When Nottingham was given the status of a city in 1897, one authority described it as 'a large and improving town'. Industrially, great changes were taking place in the city. Lace making and hosiery knitting were still the principle trades, but along with these traditinal enterprises, three new industries had begun in the last quarter of the 19th century. Three men, one from Nottingham and the other two who made their names here, began separately to create a major new industry in the town. Jesse Boot, from humble beginnings as a herbalist, created a manufacturing and retailing chemist's business which is still the leading private employer in the city. There had been a small tobacco factory in Nottingham for over 50 years when John Player took it over in 1877, but it was in the late 1890s when the great expansion in the business took place which led in 1901 to the foundation of the Imperial Tobacco Company. The third great new industry of the town - the Raliegh Cycle Company - was founded by Frank Bowden, who in 1887 invested in a small bicycle works and within a few years had created the world's largest bicycle factory. Without these three major companies, Nottingham would haev suffered more severely from the slump in trade in the 1920s and 1930s and the decline in the lace industry.

The next period of change in the city was in the 1920s, when Friar Lane was widened, with the consequent loss of Dorothy Vernon's house, which caused a great protest.

The Corporation then proposed the demolition of the Exchange building and the many shops and public houses behind it. This scheme produced an even greater outcry, not only at the cost of building a new town hall but at the realisation that the annual Goose Fair was to be removed from the Market Place to another location.
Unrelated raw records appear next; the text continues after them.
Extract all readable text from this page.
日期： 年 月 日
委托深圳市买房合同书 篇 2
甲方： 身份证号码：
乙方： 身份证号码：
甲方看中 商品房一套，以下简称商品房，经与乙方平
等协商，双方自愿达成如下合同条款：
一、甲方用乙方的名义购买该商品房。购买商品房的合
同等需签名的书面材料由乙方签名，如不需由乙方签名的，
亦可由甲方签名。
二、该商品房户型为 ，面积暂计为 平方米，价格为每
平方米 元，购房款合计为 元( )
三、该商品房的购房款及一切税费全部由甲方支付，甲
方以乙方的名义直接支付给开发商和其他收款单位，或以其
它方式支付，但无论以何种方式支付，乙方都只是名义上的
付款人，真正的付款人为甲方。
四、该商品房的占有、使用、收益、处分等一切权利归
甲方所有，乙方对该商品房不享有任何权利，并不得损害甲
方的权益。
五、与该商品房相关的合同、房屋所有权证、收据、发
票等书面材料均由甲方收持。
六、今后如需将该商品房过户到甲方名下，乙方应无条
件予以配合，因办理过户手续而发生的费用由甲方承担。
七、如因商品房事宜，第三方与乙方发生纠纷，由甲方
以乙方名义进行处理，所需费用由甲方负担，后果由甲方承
However, this enterprising scheme was approved, and the new Council House has become a source of Civic Pride.

Nottingham Goose Fair, which for centuries was held in the Market Place, may originally have been held in Weekday Cross. It is a matter of conjecture how old the fair is, but tradition states that it dates from 1284, the year of the charter of Edward I. As with many fairs, Nottingham's fair took place after harvest time, when geese had been fattened on the corn stubble. One of the last deeds of the Mayor of Nottingham was to entertain the burgesses to a feast at which roast goose was the prime joint, and this custom was observed until 1781. The fair was originally intended as a mart, but in modern times it has become a pleasure fair. It is held for three days every year in early October, and is still a major event in Nottingham’s year.

The year 1928 saw the opening of the new University College at Highfields - the land and money was donated by Sir Jesse Boot - which led in 1948 to the creation of the University of Nottingham

Nottingham began the 21st century by introducing an old form of transport brought up to date. The city's modern trams give a distinctly Continental air to the streets.